One big question: Will customers in fact pay up. Another is whether Vonage will try to pressure them, which could alienate the very people it depends on for its torrid growth... Its amended prospectus, filed with the Securities & Exchange Commission May 24, says the company won't make underwriters Citibank (C), UBS (UBS), or Deutsche Bank (DB) pay for shares that customers reserved and didn't purchase... The filing said up to 15% of all shares could be at risk.

Interesting that this was predicted by a Seeking Alpha contributor. Sure enough, the WSJ (paid sub. req'd) reported today:

If the underwriters seek indemnification, Vonage would likely have no legal standing to sue the investors, according to experts. But the underwriters do have that recourse and could decide to pursue it instead of seeking indemnification.

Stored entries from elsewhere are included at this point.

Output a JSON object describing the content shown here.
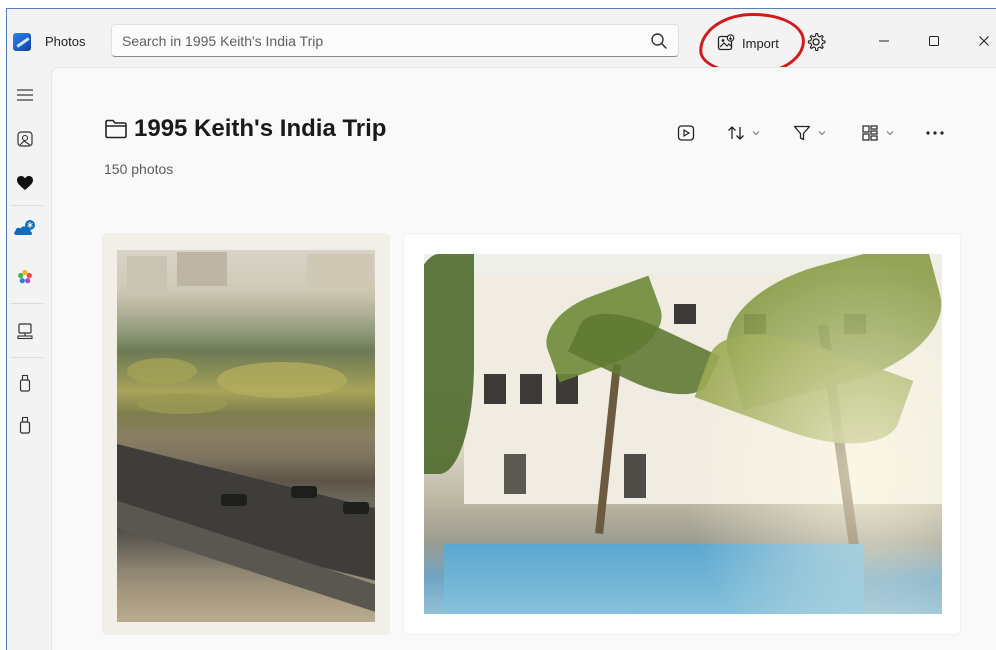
{
  "app": {
    "title": "Photos"
  },
  "search": {
    "placeholder": "Search in 1995 Keith's India Trip"
  },
  "toolbar": {
    "import_label": "Import"
  },
  "nav": {
    "items": [
      {
        "name": "menu",
        "icon": "hamburger-icon"
      },
      {
        "name": "gallery",
        "icon": "gallery-icon"
      },
      {
        "name": "favorites",
        "icon": "heart-icon"
      },
      {
        "name": "onedrive",
        "icon": "cloud-icon"
      },
      {
        "name": "icloud",
        "icon": "flower-icon"
      },
      {
        "name": "this-pc",
        "icon": "computer-icon"
      },
      {
        "name": "folder-1",
        "icon": "usb-drive-icon"
      },
      {
        "name": "folder-2",
        "icon": "usb-drive-icon"
      }
    ]
  },
  "album": {
    "title": "1995 Keith's India Trip",
    "count": "150 photos"
  },
  "photos": [
    {
      "name": "photo-street-garden"
    },
    {
      "name": "photo-hotel-pool"
    }
  ],
  "colors": {
    "accent": "#0f6cbd",
    "highlight": "#d11a1a"
  }
}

Vonage declined to comment, citing a legally imposed quiet period following the IPO.

But CNBC yesterday reported Vonage issued the network a statement on Sunday stating that it wanted to avoid "alienating" its customers. If "certain" customers who refused to buy the shares didn't pay, Vonage expects "to repurchase shares from the underwriters if necessary," CNBC reported.

What a mess.

Let's call this the Reverse Peter Lynch Theory. Sure, buy stock in companies that you're a customer of. But if you're a company, never sell stock directly to your own customers in an IPO.